Satu

14.9K 1.2K 55
                                    

"Papa!!!"

Pekikan gadis mungil tersebut terdengar begitu nyaring di tengah sepinya rumah besarku, tanpa ada kecanggungan sama sekali sosok pendiam yang sedari tadi hanya sibuk bersembunyi di ketiak Ibunya kini bahkan memeluk Mas Barra, tidak perlu aku jelaskan bagaimana kondisiku sekarang.

Rasanya lebih dari sekedar mati rasa, seluruh tubuhku bergetar karena amarah yang bergejolak, rasa kecewa yang aku rasakan saat sosok mungil tersebut memeluk suamiku yang kini tampil mengesankan dalam kemeja pilihanku membuatku menggila, tidak, sungguh aku tidak ingin percaya apa yang aku lihat.

Tidak mungkin suamiku berselingkuh dariku bahkan mempunyai anak seusia pernikahan kami, Mas Barra begitu mencintaiku, tidak pernah sekali pun dia menyakitiku, jadi mana mungkin dia bisa berlaku begitu menjijikkan, berkhianat selama pernikahan kami bahkan hingga memiliki anak lengkap dengan sahabatku sendiri? Terlalu menjijikkan jika sampai itu terjadi! Pengkhianatan yang begitu redahan, begitu menjijikkan!

Aku menggeleng keras, kepalaku berdenyut nyeri serasa ingin pecah melihat pemandangan di depan mataku sekarang ini, sore hariku yang indah seperti biasa usai berias dan menunggu suamiku pulang kembali dari Kejaksaan kini berubah menjadi hari paling gelap dalam hidupku.

Aku nyaris saja kehilangan keseimbangan, tidak sanggup berdiri usai mendengar hal tidak terduga yang di ungkapkan oleh Rembulan, namun seserpih harga diriku yang tersisa membuatku tetap berdiri tegak, andaikan semua ini benar nyata adanya bukan hanya bualan Rembulan semata, aku tidak ingin terlihat menyedihkan di mata dua orang paling aku percaya di dunia ini namun begitu tega hingga mampu mengkhianatiku.

"Arisa..."

Pias, wajahku kini sepenuhnya pucat saat Mas Barra menyebut nama gadis mungil tersebut, mustahil Mas Barra tahu nama gadis kecil ini tanpa mengenalnya, pemikiran jika benar Arisa ini anak dari Mas Barra membuatku ingin menangis keras-keras.

Sungguh air mataku benar-benar hendak turun saat akhirnya mataku bertemu pandang dengan suamiku, wajahnya yang sama pucatnya denganku bergantian menatapku dan Rembulan.

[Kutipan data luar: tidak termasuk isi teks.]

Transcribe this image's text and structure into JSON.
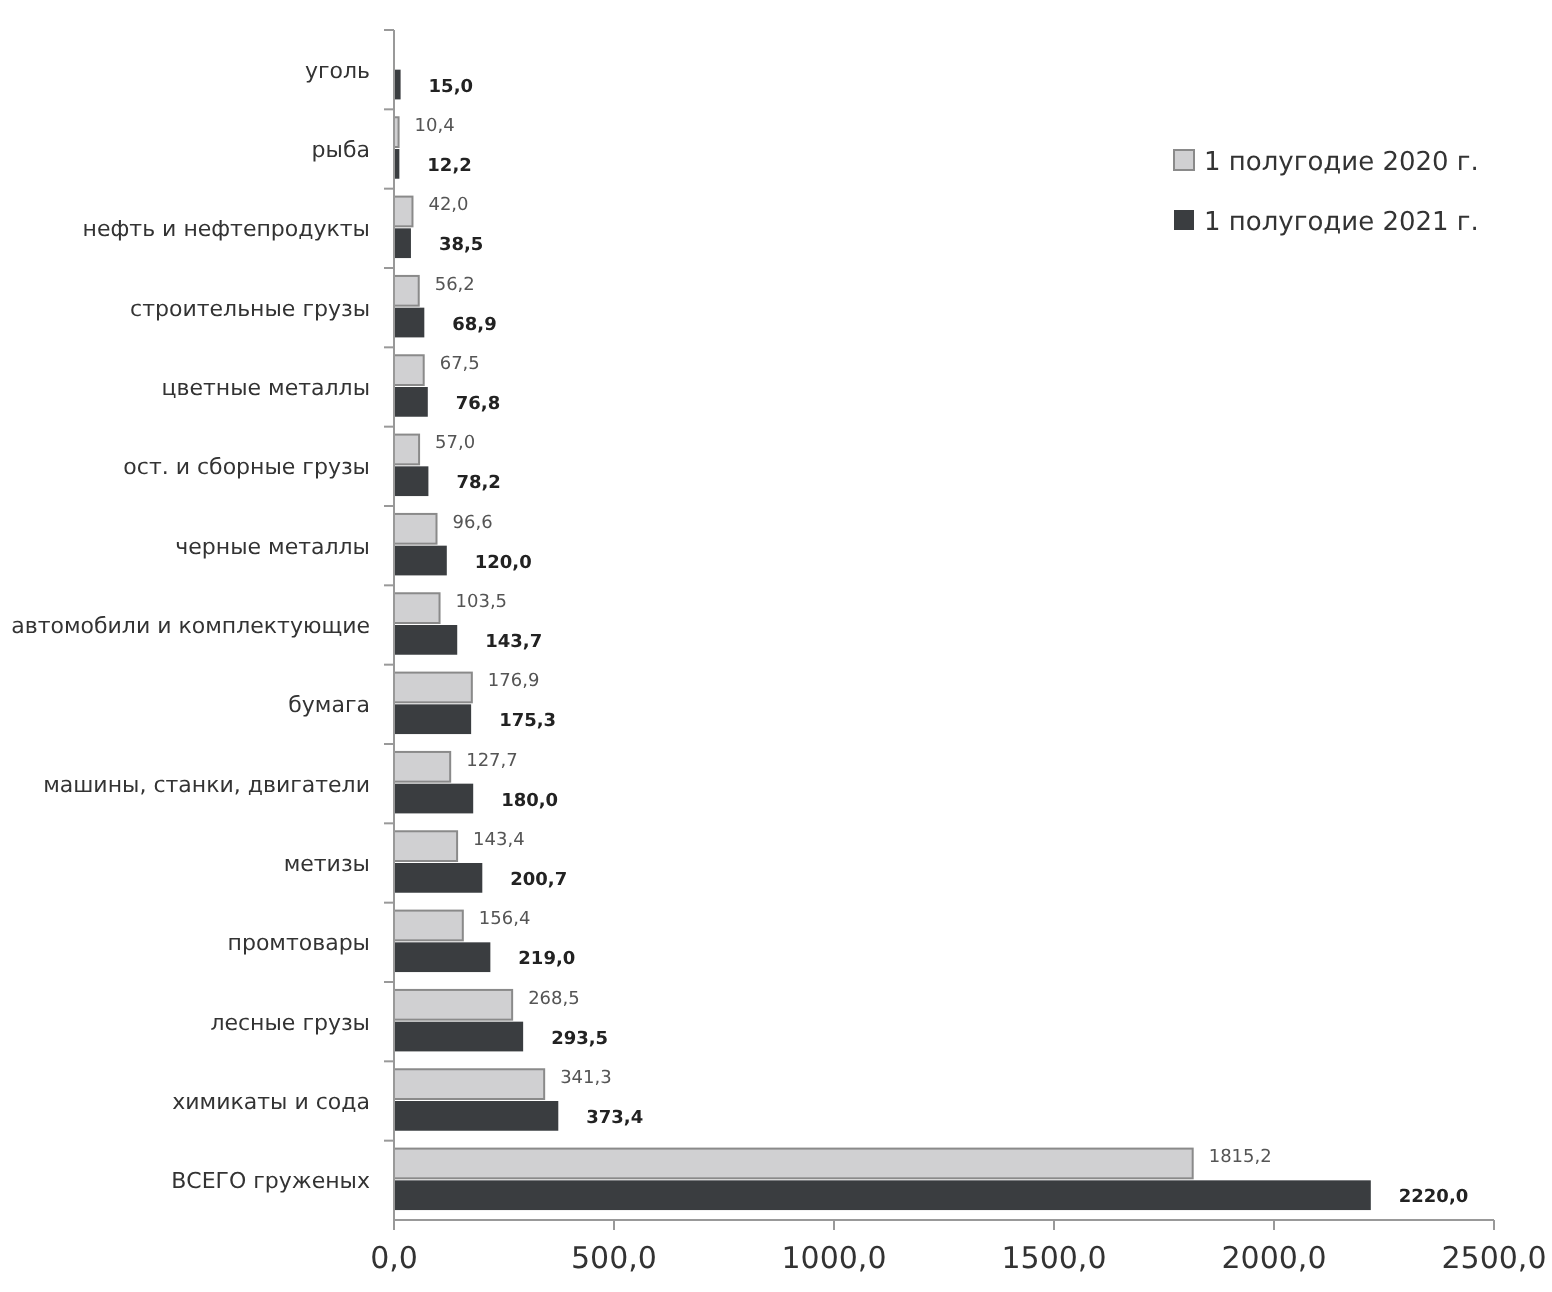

Keterkejutan terlihat jelas di matanya sama sekali tidak dia sembunyikan. Ada kepanikan yang tampak layaknya seorang yang baru saja ketahuan melakukan sesuatu yang salah.

Aku menatapnya lekat, berharap pria ini akan menjelaskan apa yang sedang terjadi di depan mataku sekarang, aku ingin Mas Barra menjelaskan betapa gilanya Rembulan yang sudah dengan lancang membawa anaknya ke dalam rumah ini dan mengaku-ngaku sebagai anaknya dengan Mas Barra.

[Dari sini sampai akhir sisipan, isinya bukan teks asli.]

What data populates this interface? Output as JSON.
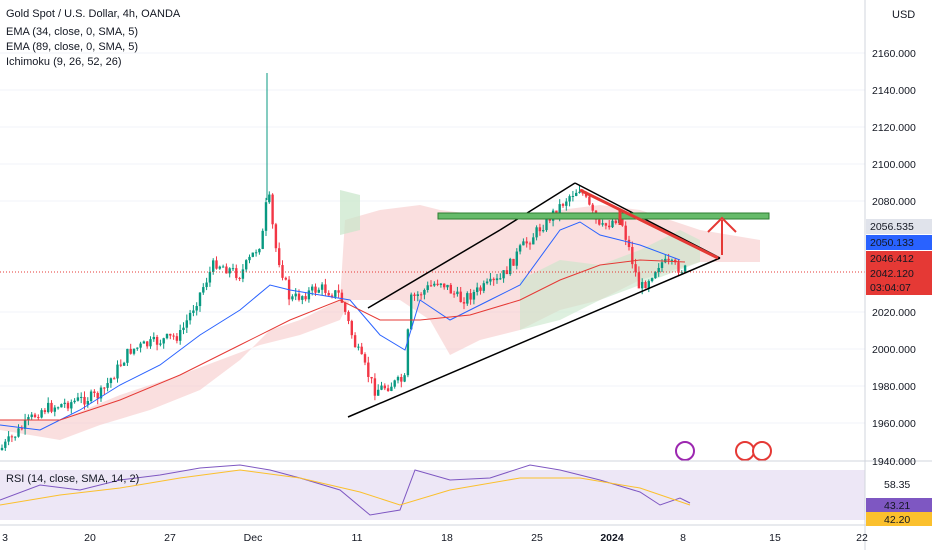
{
  "header": {
    "symbol": "Gold Spot / U.S. Dollar, 4h, OANDA",
    "indicators": [
      "EMA (34, close, 0, SMA, 5)",
      "EMA (89, close, 0, SMA, 5)",
      "Ichimoku (9, 26, 52, 26)"
    ]
  },
  "currency": "USD",
  "price_axis": [
    "2160.000",
    "2140.000",
    "2120.000",
    "2100.000",
    "2080.000",
    "2020.000",
    "2000.000",
    "1980.000",
    "1960.000",
    "1940.000"
  ],
  "price_badges": [
    "2056.535",
    "2050.133",
    "2046.412",
    "2042.120",
    "03:04:07"
  ],
  "rsi": {
    "label": "RSI (14, close, SMA, 14, 2)",
    "axis": [
      "58.35"
    ],
    "badges": [
      "43.21",
      "42.20"
    ]
  },
  "time_axis": [
    "3",
    "20",
    "27",
    "Dec",
    "11",
    "18",
    "25",
    "2024",
    "8",
    "15",
    "22"
  ]
}
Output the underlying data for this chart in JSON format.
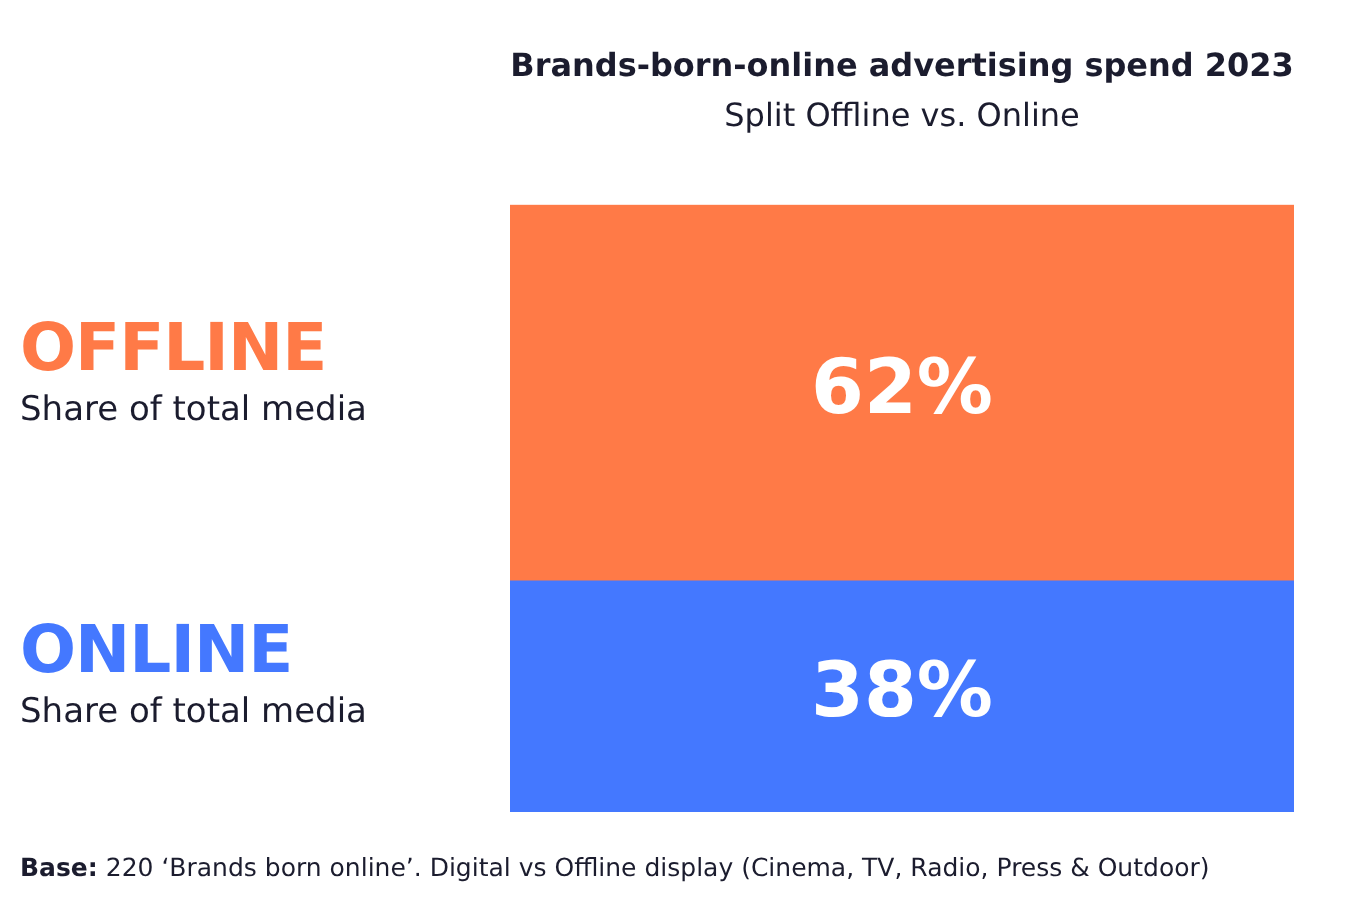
{
  "chart_data": {
    "type": "bar",
    "title": "Brands-born-online advertising spend 2023",
    "subtitle": "Split Offline vs. Online",
    "stacked": true,
    "legend": "left",
    "tick_labels": false,
    "categories": [
      null
    ],
    "series": [
      {
        "name": "ONLINE",
        "color": "#4478ff",
        "values": [
          38
        ],
        "value_labels": [
          "38%"
        ]
      },
      {
        "name": "OFFLINE",
        "color": "#ff7a47",
        "values": [
          62
        ],
        "value_labels": [
          "62%"
        ]
      }
    ],
    "annotations": [
      "Share of total media",
      "Share of total media",
      "Base: 220 ‘Brands born online’. Digital vs Offline display (Cinema, TV, Radio, Press & Outdoor)"
    ]
  }
}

Aku menunggu penyangkalan Mas Barra, aku menunggunya mendorong gadis mungil tersebut untuk menjauh darinya dan juga aku menunggunya untuk mengusir Rembulan yang sudah lancang datang ke rumah ini, aku hanya butuh Mas Barra mengatakan tidak atas semua yang terjadi maka aku akan mempercayainya.

Di bandingkan semua orang di dunia ini, aku lebih mempercayainya di bandingkan siapapun, tapi di tengah suasana canggung yang sama sekali tidak aku sukai, penyangkalan itu tidak kunjung aku dapatkan.

Mas Barra sama membisunya seperti aku hingga tidak mampu berkata-kata, kembali, aku hanya sanggup menggelengkan kepala pelan, tidak sanggup menghadapi kenyataan jika benar apa yang di ucapkan Rembulan adalah nyata adanya.

"Papa, Ais kangen sama Papa!" Suara riang dari gadis mungil putri Rembulan-lah yang pertama kali terdengar memecah keheningan, layaknya sebuah sinetron drama picisan yang selalu membuatku muak, aku melihat senyuman penuh kemenangan dari Rembulan saat dia melangkah penuh kemenangan menghampiri Mas Barra, seolah dia begitu yakin hadirnya sosok mungil Arisa adalah kuncinya untuk merebut pria yang dunia sebut sebagai suamiku.

Kembali, aku berharap Mas Barra menepis hadirnya Rembulan, tapi penolakan tersebut tidak aku dapatkan, lebih dari pada Mas Barra yang takut saat melihatku, Mas Barra justru tampak lebih menjaga perasaan gadis kecil yang kini justru semakin bergelayut di lehernya.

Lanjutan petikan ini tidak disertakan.